A tiny part of his enraged mind reminds him that she is not cunning, quite the opposite, she is frank and outspoken, the main reason he couldn't forget her, however much he tried. He remembers his devastating realisation almost five months ago now, that the woman who finally made him feel the exultation of love and the fever of passion was not a highly schooled, beautiful and accomplished noble lady from his own sophisticated class, but a country girl of very minor nobility, nearly ten years his junior, not even really beautiful but merely very pretty, and without formal education, just naturally gifted with supreme intelligence and an irresistible authentic charm. Within a few meetings, this audacious slip of a girl made his entire female acquaintance seem pretentious and overbearing. Yet a connection to her and her family would make his friends, family and acquaintance look at him and talk of him with pity and veiled scorn.
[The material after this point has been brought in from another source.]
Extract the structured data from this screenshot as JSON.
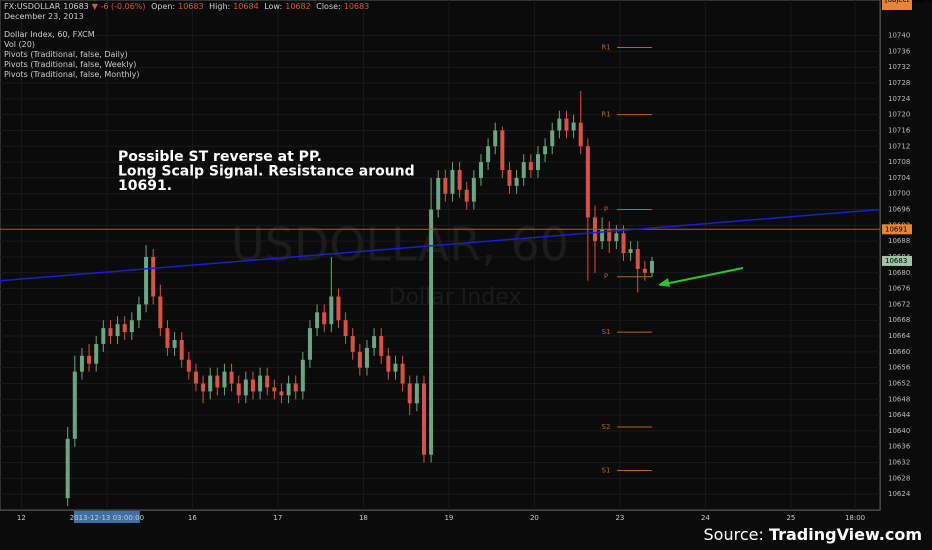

And what would he brave the ridicule of his friends and family for? Of course he wants an heir, children in general, and someone to finally share his baser needs with. But that was not what made the thought of Miss Elizabeth Bennet slowly take over his waking hours, to finally start invading his dreams.

It was her mind. Her breathtaking intelligence, her sharp wit, her loving attachment to her sister. His deepest wish has ever been to have an equal partner in life, someone he can really talk to, someone who will understand everything he says, who can relate to his innermost thoughts and feelings, whom he can discuss his ideas and opinions with. And the only woman he has met, in ten years of adulthood, to ever stir his feelings like that turned out to be decidedly beneath him.

He knew from the first there would not be another like her, but still his sense of right objected to a permanent association with her. What about his obligations to his name, to his family, could he put them aside to indulge in the selfish pursuit of finally finding personal happiness? Could he lower himself to be with the woman of his dreams? It took him months to realise that the answer was a decided 'yes', and this very evening he worked up his courage to throw away family-honour and decency and embrace for the first time the woman who he was certain loved him already, had been encouraging him steadily whenever chance threw them together.

For despite his conviction of her superior mind, still he underestimated her, judged her as if she was one of those other women, out to get his approval, his attention. He seriously thought her encouraging towards him, aiming for his addresses.